Computer Capital Budgeting Problem

FMIS 3201

Tim Peterson

You are given the assignment of justifying the purchase of a new information system for your company. The system being contemplated is a new CRM (Customer Relationship Management) system designed to improve your customer relations. The existing CRM is built using legacy technology and is very expensive to maintain plus it doesn’t offer features enabling E-commerce capability. Your company truly feels the new system will allow for better customer retention and increased annual sales volume. Historically, the company has lost customers through poor service and the inability to market and introduce new products to existing and new customers on a timely basis. This system is being viewed as an initiative designed to give the company a strategic advantage over their competitors through innovation.

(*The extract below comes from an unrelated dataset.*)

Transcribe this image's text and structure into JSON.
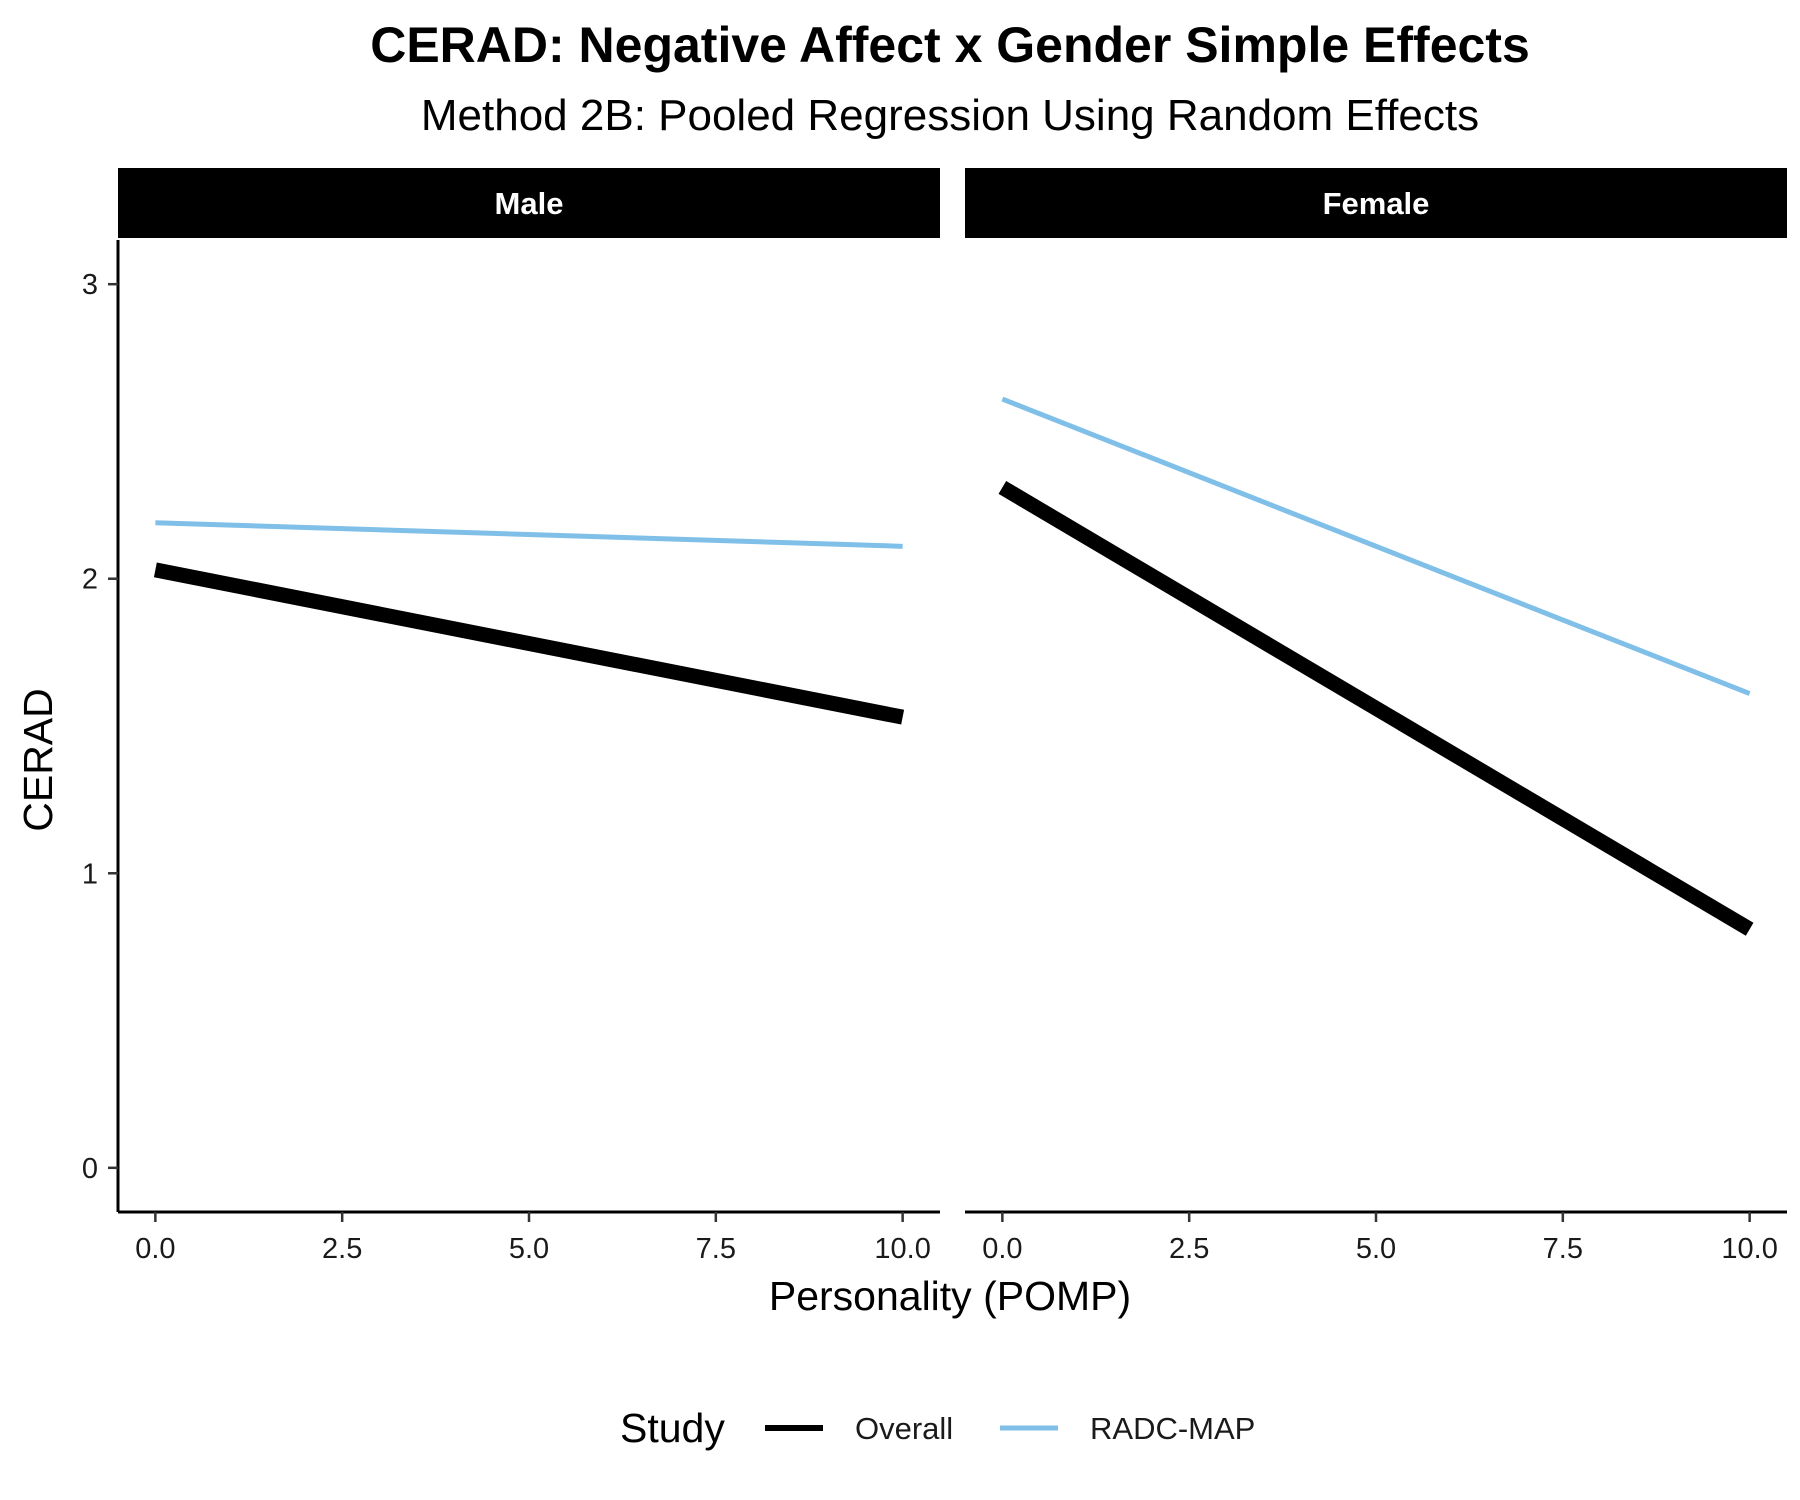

You did your research on the acquisition through discussions with hardware and software vendors as well as interviewing key members of company management. You also spent a tremendous amount of time doing market research on the technology and surveying customer preferences. As a result of your inquiries, you determined the following facts related to the project. Your role is to develop an analysis using these facts leading to a recommendation on whether the company should acquire the new system. Your analysis should be a single page presentation highlighting your analysis and the facts used to make your recommendation. The analysis should be formatted for clarity and ease of use. In other words, the analysis should lead the reader to the conclusion in a smooth, orderly fashion with the conclusion clearly presented.

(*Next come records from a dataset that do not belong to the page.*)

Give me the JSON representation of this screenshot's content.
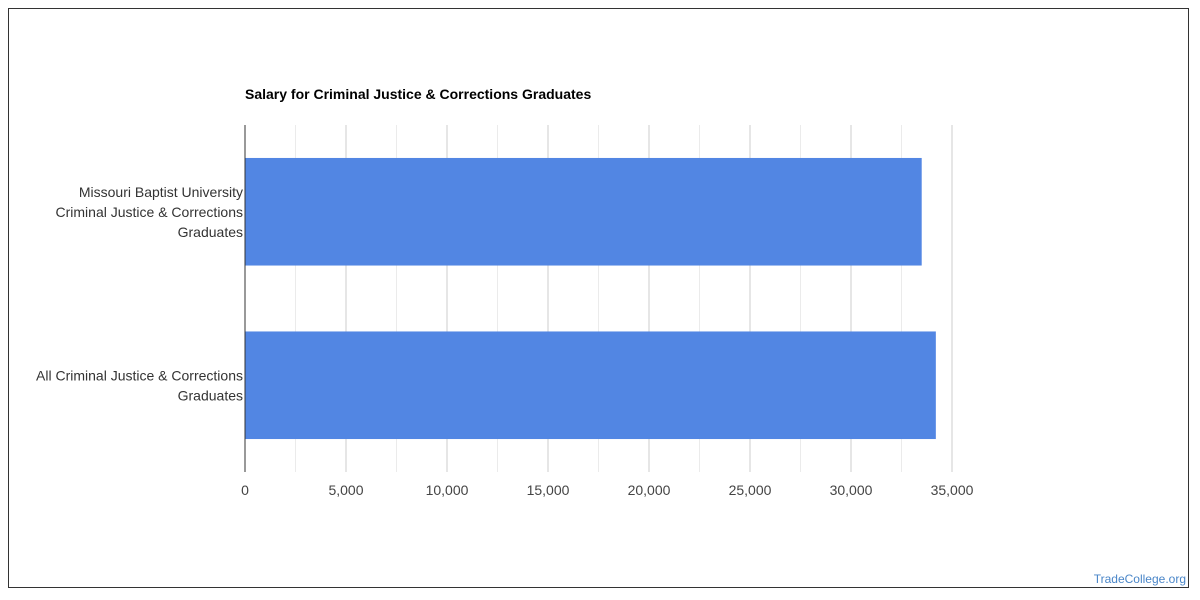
{
  "chart_data": {
    "type": "bar",
    "orientation": "horizontal",
    "title": "Salary for Criminal Justice & Corrections Graduates",
    "categories": [
      [
        "Missouri Baptist University",
        "Criminal Justice & Corrections",
        "Graduates"
      ],
      [
        "All Criminal Justice & Corrections",
        "Graduates"
      ]
    ],
    "values": [
      33500,
      34200
    ],
    "xlim": [
      0,
      35000
    ],
    "xticks": [
      0,
      5000,
      10000,
      15000,
      20000,
      25000,
      30000,
      35000
    ],
    "xtick_labels": [
      "0",
      "5,000",
      "10,000",
      "15,000",
      "20,000",
      "25,000",
      "30,000",
      "35,000"
    ],
    "xlabel": "",
    "ylabel": "",
    "grid": true,
    "bar_color": "#5286e3",
    "grid_color": "#cccccc",
    "minor_grid_color": "#ebebeb"
  },
  "watermark": "TradeCollege.org"
}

The costs of the system are as follows:

  1. The initial cost of the computer hardware is going to be $550,000, paid before the system is placed into use. There will be an annual hardware maintenance contract costing $50,000 per year.
  2. The purchase price of the software is $400,000 and is to be paid before the system is placed into use. The license agreement for the software calls for annual payments of $60,000 for the life of the software.
  3. The system life is expected to be three years
  4. There is no salvage value for either the software or the hardware. At the end of its life, the hardware and software will either be disposed or given away at no charge.
  5. The cost of training the employees to use the system will be $100,000 and will be paid before the system is placed into use.
  6. Consulting and programming necessary to implement the software will be $150,000. These services will be consumed and paid before the system is placed into use.
  7. No additional employees will be hired to maintain the system or to use it.
  8. You will have annual training and consulting costs each year for the life of the system at a cost of $35,000 and $25,000 respectively per year.

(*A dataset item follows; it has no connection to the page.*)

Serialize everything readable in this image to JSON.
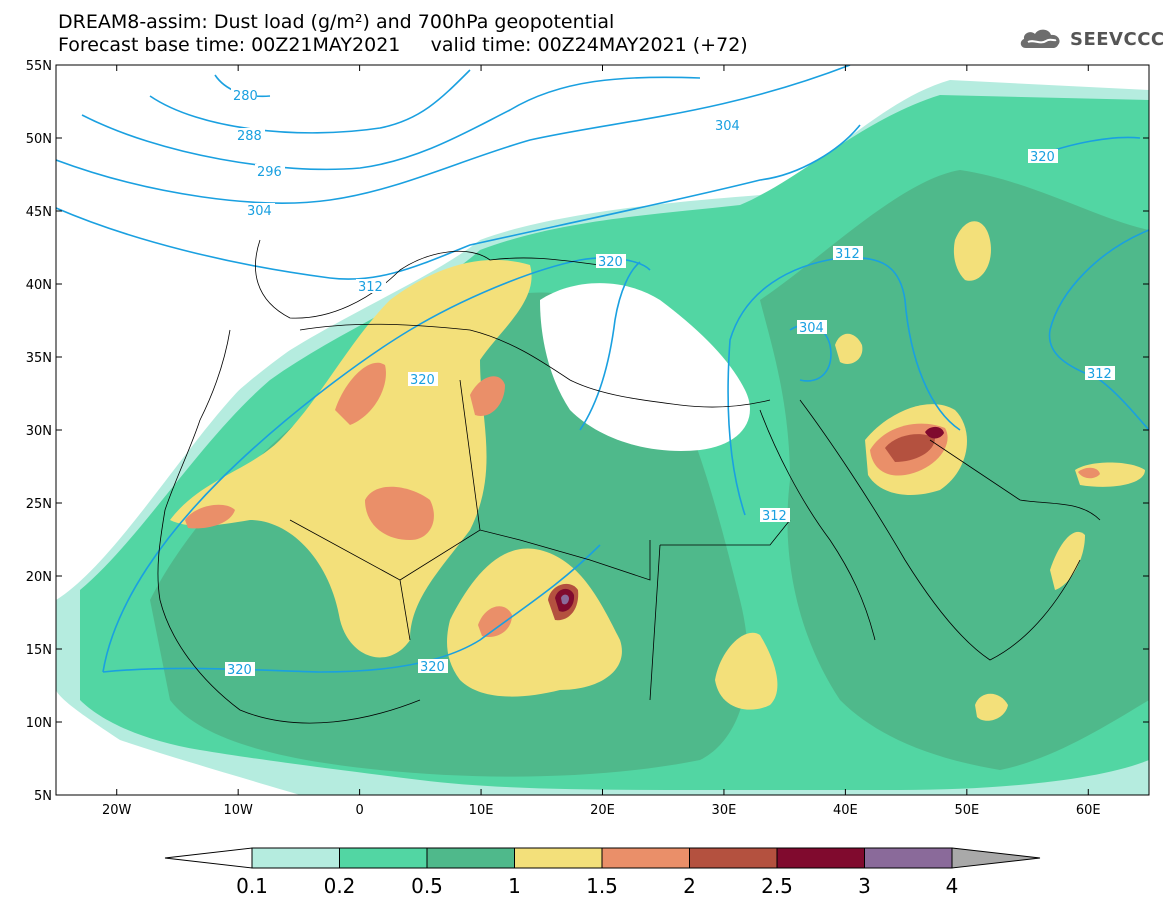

The benefits are as follows:

  1. It is estimated new sales will increase by 10% the first year and by 5% each year thereafter. The company’s revenues are estimated to be $20,000,000 by the time the new system would be ready for use.
  2. The company’s gross margin percent on the new sales is 40%. In other words, for each new dollar of revenue, $.40 will be available for the company after paying for the items sold.
  3. The new system will replace the expenses associated with the old system (the one being replaced). The old system costs $235,000 annually to maintain.
  4. The new system will eliminate the need for one computer operator at an annual salary of $65,000 plus benefits of $20,000.

Other factors you discovered relevant to this problem is:

  1. The company’s cost of capital for an investment of this nature is 11%. You can use this cost of capital rate for the interest in the calculation of the present value factors.
  2. The company likes all new projects to earn at least an ROI (Return on Investment) of 30% before they will consider authorizing the expenditure.

Should you recommend the acquisition of this Information System?